Bender was arrested March 21 when he tried to meet the boy with the intention of taking him to a motel for sex, prosecutors said. He was carrying condoms, beer, pornography, a digital camera, candy, gum, toothpaste, personal lubricant and a laptop, police said.

Police said Bender spent months "grooming" his pen pal and building a relationship with the "boy" before talks turned sexual. Bender had set up and canceled three meetings in New York because he feared the boy was a police officer.

He pleaded guilty to felony charges of attempting to disseminate indecent material to a minor and misdemeanor charges of attempted criminal sex act and attempted child endangerment. He will be sentenced on Aug. 14.

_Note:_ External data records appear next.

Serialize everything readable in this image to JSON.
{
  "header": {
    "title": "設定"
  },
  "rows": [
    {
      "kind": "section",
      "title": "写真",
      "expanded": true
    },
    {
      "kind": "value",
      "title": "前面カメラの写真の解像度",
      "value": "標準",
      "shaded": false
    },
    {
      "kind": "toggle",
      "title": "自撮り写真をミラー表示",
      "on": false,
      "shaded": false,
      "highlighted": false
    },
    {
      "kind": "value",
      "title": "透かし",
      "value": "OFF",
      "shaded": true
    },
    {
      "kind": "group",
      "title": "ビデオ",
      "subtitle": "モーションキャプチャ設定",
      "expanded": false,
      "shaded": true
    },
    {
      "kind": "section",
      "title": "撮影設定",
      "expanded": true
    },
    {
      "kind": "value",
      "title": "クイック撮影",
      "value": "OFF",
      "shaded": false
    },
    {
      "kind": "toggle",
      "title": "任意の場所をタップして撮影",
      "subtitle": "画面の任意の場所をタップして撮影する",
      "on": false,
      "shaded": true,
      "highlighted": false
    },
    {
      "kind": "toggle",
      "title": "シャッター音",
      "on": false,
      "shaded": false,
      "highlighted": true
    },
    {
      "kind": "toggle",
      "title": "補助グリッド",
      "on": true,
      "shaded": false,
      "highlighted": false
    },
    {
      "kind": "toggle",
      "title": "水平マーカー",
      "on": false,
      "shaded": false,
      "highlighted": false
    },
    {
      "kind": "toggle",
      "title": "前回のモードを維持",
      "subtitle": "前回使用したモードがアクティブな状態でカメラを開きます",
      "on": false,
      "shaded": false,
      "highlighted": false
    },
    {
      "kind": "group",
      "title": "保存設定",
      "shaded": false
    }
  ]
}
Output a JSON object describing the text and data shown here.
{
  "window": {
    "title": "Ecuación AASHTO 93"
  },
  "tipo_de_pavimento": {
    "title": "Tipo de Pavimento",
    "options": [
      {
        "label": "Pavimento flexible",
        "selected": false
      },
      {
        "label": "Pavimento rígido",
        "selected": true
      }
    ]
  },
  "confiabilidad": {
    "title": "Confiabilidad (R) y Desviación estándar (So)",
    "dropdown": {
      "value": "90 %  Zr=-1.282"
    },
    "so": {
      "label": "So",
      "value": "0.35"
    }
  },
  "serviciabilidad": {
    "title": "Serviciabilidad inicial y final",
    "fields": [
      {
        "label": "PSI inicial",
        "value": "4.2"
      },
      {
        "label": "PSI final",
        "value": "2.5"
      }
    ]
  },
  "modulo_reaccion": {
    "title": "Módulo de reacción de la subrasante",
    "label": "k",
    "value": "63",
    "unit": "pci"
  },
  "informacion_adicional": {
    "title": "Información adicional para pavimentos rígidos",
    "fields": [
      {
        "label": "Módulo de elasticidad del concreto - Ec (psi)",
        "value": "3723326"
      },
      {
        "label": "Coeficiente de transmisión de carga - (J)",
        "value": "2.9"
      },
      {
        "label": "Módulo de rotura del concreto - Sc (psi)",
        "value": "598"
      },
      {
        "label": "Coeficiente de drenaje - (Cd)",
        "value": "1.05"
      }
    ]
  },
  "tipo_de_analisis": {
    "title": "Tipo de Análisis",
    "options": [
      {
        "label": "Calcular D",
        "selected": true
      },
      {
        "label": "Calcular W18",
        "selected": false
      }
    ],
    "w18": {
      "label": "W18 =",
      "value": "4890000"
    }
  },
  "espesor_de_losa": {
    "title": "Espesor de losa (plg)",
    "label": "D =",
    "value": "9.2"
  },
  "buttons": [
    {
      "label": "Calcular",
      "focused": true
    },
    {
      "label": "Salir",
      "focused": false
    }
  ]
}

Bender, who lived alone in a Big O mobile home park in Lower Macungie, served as pastor at Most Blessed Sacrament in Bally, Berks County, and was the first priest in the Allentown diocese to be charged with sexually abusing a child.

In 1988, he pleaded guilty to indecent assault and corruption of minors for molesting a Pottsville boy for about seven years in the 1980s and was sentenced to seven years' probation.

The victim's family later filed a lawsuit claiming the diocese discovered the abuse in 1984, but didn't inform the boy's parents and didn't demote Bender from his position as pastor. The suit was settled out of court for an undisclosed sum.

During his probation, Bender worked in the office at St. Anthony of Padua Parish in Easton. In 2004, he was laicized, meaning he was dismissed from clerical life.

He was represented in the Nassau County case by Legal Aid, which had declined to comment on it.

The Associated Press and Morning Call reporter Manuel Gamiz Jr. contributed to this story.